LONDON -- Eight British servicemen seized by Iranian troops last week on the Iran-Iraq border say they were "forcibly escorted into Iranian territorial waters" before they were detained, Britain's Defense Ministry said Wednesday. Tehran claimed the six Royal Marines and two Royal Navy sailors had strayed into the Iranian side of the Shatt al-Arab waterway. It held the men for four days, prompting a diplomatic standoff.

Government struggles with fallout from Guantanamo

WASHINGTON -- No one is sure when, where or how, but one day soon defense lawyers will begin filing what could be hundreds of lawsuits seeking the release of foreign-born men held by the United States as potential terrorists. The Supreme Court ruled this week that federal courts can hear the cases of nearly 600 men from more than 40 countries who are held at the Navy base in Guantanamo Bay, Cuba. The ruling pretty much stopped there, however, leaving it to other courts, the Bush administration and outside lawyers to sort out what happens next.

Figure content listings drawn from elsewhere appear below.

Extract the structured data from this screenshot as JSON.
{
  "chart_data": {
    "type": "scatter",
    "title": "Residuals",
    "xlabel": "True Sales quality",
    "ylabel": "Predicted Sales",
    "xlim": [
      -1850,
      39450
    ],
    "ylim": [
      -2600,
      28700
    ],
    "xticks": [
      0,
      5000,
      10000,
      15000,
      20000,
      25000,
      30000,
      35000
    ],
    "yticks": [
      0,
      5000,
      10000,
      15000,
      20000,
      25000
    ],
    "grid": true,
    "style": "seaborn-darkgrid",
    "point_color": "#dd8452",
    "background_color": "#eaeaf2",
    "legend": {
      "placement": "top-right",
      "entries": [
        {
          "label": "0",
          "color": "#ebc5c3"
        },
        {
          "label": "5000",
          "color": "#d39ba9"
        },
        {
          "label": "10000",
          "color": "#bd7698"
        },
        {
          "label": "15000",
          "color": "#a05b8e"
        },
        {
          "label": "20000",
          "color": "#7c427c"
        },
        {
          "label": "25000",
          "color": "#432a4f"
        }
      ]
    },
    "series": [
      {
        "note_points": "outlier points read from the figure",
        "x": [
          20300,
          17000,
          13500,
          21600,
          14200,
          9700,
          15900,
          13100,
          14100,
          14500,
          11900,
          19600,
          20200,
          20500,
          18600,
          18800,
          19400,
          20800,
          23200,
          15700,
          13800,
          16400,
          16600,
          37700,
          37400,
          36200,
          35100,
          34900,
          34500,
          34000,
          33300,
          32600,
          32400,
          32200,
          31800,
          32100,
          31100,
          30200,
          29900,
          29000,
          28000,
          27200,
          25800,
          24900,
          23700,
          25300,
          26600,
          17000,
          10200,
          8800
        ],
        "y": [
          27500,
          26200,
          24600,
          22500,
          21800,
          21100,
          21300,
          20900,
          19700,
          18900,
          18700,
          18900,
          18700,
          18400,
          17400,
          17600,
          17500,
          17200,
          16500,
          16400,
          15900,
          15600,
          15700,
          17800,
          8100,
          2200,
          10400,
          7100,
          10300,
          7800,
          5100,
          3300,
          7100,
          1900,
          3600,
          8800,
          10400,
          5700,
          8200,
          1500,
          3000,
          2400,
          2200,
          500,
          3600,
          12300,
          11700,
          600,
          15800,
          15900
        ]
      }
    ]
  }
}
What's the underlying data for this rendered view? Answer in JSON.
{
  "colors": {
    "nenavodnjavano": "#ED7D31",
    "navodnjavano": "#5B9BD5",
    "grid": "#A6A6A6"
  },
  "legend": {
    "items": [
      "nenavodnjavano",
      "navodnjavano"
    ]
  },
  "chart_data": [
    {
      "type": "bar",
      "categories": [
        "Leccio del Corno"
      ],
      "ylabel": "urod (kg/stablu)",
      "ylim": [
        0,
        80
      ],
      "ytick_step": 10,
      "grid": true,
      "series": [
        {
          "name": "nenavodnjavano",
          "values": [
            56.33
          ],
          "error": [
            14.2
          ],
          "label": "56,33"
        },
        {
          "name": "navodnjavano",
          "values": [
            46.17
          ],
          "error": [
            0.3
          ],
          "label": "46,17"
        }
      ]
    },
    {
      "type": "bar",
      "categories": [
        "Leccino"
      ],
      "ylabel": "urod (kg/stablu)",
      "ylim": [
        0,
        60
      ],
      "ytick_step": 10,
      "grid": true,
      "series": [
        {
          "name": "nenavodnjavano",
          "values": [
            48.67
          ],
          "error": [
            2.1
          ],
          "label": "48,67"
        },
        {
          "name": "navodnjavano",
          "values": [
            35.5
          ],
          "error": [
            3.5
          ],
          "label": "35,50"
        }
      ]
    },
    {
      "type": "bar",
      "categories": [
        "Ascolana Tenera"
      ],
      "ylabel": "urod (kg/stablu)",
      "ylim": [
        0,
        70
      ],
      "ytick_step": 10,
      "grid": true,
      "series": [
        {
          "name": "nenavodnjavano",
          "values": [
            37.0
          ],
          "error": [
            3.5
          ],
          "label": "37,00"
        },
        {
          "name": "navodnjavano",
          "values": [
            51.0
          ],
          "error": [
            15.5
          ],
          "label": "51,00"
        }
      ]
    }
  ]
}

Personal problems motive for in-flight bomb threat

MUNICH, Germany -- A Turkish man who made a bomb threat on an airliner and forced the pilot to return to Munich claimed to have been motivated by personal problems, police said Wednesday. The 28-year-old, whose name was not released, waved his cell phone and demanded the plane return a few minutes after the Freebird Airlines Airbus A320 took off Tuesday for Istanbul. "He threatened to set off an explosion if the aircraft did not turn back immediately," police spokesman Josef Bichlmeier said. The pilot alerted air traffic control and turned around.

About 3,000 mourn beheaded S. Korean hostage

BUSAN, South Korea -- A South Korean man beheaded in Iraq was buried Wednesday, and his family asked 3,000 mourners to support the troubled nation where he was killed. Kim Sun-il, a 33-year-old translator at a company supplying the U.S. military, was killed by Islamic militants on June 22, after South Korea refused to bow to his captors' demand to cancel plans to send 3,000 troops to Iraq beginning in August. Kim's funeral was held in a gymnasium decorated with white chrysanthemums and strung with a banner reading "I love Iraq," written in English, Arabic and Korean.